Антология Фантастической Литературы - Борхес Хорхе Луис. Страница 47

Чтобы собрать эту толпу, постоянно пребывающую в движении, шныряющую взад и вперед, влекомую какими-то неясными целями, Жозефине достаточно запрокинуть голову, приоткрыть рот и закатить глаза — словом, стать в позу, показывающую, что она приготовилась петь. Для этого годится любое место, ей даже не нужна открытая сцена, ее устраивает первый же случайно выбранный уголок. Весть о том, что Жозефина будет петь, распространяется мгновенно, и народ валом валит. Иногда, впрочем, возникают препятствия, Жозефина любит выступать в неспокойные времена, у каждого об эту пору свои нужды и заботы, каждый хлопочет по своим делам, нам трудно при всем желании собраться так скоро, как этого хотелось бы Жозефине, бывает, что она подолгу простаивает в своей пышной позе, пока не соберется народ; она, понятно, приходит в неистовство, топает ножкой, ругается неподобающими девице словами и даже кусается. Но и такое поведение не вредит ее популярности; вместо того чтобы обуздать чрезмерные притязания певицы, публика старается их удовлетворить: во все стороны шлют гонцов (конечно, без Жозефинина ведома), чтоб они привели побольше слушателей; по всем дорогам расставляют посты — торопить опаздывающих; и все это делается до тех пор, пока не наберется достаточно народу.

Но что заставляет всех угождать Жозефине? На этот вопрос так же трудно ответить, как и на вопрос о Жозефинином пении, с которым он смыкается. Следовало бы даже его опустить, соединив со вторым, если б можно было утверждать, что народ безоговорочно предан Жозефине ради ее пения. Но об этом не может быть и речи. Наш народ, пожалуй, никому безоговорочно не предан; этот народ, который больше всего любит свою безобидную хитрость, свой детский лепет, свою невинную болтовню — лишь бы чесать языком, — этот народ не способен на безоговорочную преданность, и Жозефина это чувствует, она с этим борется, не жалея своей слабой глотки.

Разумеется, утверждение столь общее рискует завести нас чересчур далеко; народ все же предан Жозефине, хоть и не безоговорочно. Он не станет, например, смеяться над Жозефиной, а ведь кое-что в Жозефине заслуживает осмеяния, тем более что смех у нас желанный гость; невзирая на все наши напасти, мы нередко про себя посмеиваемся; но над Жозефиной мы не смеемся. Порой мне кажется, что народ воспринимает Жозефину как слабое, беспомощное и в некотором роде незаурядное существо (в его представлении незаурядную певицу), доверенное его заботе; откуда у него это представление — сказать трудно, можно только констатировать самый факт. Но над тем, что тебе доверено, не станешь смеяться; смеяться над этим значило бы попрать свой долг; самое злое, на что способны у нас самые злые, это иной раз сказать Жозефине: «Когда мы ее видим, смех у нас застревает в горле».
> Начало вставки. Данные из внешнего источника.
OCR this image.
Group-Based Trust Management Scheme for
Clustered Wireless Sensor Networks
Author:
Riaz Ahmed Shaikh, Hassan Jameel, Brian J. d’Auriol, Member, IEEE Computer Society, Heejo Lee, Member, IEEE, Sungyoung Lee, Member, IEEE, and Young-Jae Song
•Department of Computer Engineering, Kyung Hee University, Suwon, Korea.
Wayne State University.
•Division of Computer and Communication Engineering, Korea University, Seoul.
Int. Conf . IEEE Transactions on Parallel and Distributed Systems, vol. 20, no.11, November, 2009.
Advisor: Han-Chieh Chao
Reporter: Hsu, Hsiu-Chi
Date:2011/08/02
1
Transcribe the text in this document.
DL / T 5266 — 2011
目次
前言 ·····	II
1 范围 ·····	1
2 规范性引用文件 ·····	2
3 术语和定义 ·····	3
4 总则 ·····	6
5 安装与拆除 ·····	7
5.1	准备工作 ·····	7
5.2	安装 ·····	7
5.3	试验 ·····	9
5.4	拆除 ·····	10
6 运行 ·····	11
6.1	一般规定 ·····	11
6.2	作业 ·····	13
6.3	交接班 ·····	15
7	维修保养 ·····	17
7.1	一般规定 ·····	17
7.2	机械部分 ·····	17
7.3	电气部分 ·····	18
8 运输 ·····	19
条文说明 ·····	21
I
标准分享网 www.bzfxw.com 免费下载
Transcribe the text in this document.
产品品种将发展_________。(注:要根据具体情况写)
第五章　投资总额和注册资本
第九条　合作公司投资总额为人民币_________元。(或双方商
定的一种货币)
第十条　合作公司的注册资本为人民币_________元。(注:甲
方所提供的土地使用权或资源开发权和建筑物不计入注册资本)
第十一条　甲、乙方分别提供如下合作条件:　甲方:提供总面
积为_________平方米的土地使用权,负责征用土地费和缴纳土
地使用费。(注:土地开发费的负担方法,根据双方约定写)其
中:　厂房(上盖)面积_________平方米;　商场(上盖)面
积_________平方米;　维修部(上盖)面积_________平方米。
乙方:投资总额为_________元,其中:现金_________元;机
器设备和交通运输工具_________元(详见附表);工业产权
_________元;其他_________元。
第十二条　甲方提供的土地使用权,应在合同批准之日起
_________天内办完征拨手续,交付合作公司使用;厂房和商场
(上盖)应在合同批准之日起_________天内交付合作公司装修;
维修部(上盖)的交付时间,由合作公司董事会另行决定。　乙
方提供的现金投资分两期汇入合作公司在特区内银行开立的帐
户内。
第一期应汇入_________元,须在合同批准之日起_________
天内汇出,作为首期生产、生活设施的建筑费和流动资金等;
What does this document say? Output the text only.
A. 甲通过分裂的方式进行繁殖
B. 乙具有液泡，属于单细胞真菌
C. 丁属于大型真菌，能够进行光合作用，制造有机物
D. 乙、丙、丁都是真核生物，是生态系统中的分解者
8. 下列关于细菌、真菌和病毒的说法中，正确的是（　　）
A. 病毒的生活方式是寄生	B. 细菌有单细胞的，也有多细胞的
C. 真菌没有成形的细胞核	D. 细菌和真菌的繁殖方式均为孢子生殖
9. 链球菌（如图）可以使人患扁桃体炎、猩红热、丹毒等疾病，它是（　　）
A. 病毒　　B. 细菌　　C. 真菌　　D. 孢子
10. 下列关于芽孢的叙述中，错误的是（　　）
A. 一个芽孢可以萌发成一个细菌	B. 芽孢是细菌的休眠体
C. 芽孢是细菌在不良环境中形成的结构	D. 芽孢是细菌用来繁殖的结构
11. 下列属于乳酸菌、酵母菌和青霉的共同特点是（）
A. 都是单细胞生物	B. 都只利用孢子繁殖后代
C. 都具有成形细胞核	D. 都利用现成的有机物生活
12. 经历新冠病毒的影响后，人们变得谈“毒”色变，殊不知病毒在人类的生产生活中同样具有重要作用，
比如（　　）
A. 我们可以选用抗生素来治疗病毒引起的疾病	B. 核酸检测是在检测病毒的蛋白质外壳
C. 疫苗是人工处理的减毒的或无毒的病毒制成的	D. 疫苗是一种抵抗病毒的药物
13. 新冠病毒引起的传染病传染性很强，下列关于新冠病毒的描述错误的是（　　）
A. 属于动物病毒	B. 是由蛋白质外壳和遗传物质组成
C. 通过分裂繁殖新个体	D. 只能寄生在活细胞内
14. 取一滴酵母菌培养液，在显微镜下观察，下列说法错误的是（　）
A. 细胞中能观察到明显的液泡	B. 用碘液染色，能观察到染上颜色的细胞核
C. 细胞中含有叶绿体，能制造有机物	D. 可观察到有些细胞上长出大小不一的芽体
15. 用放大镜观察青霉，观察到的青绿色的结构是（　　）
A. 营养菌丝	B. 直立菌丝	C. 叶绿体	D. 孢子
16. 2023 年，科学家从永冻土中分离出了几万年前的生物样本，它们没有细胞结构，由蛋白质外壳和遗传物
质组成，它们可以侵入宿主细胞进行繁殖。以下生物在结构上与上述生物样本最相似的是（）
Народ заботится о Жозефине, как отец печется о своем ребенке; ребенок протягивает ручки, он то ли просит, то ли требует чего-то. Естественно было бы предположить, что нашему народу не по нраву такие обязанности, но он их выполняет образцово, по крайней мере в данном случае. Каждому из нас в отдельности было бы не под силу то, что доступно народу в целом. Разумеется, и возможности здесь несоизмеримы: народу достаточно согреть питомца своим дыханием, и тот уже чувствует себя под надежной защитой. С Жозефиной лучше не говорить об этом. «Вот еще, нужна мне ваша защита!» — заявляет она. «Посмотрим, что ты запоешь без нас!» — думаем мы про себя. Впрочем, это даже не возражение, скорее детская взбалмошность и детская неблагодарность; отец подобные выходки пропускает мимо ушей.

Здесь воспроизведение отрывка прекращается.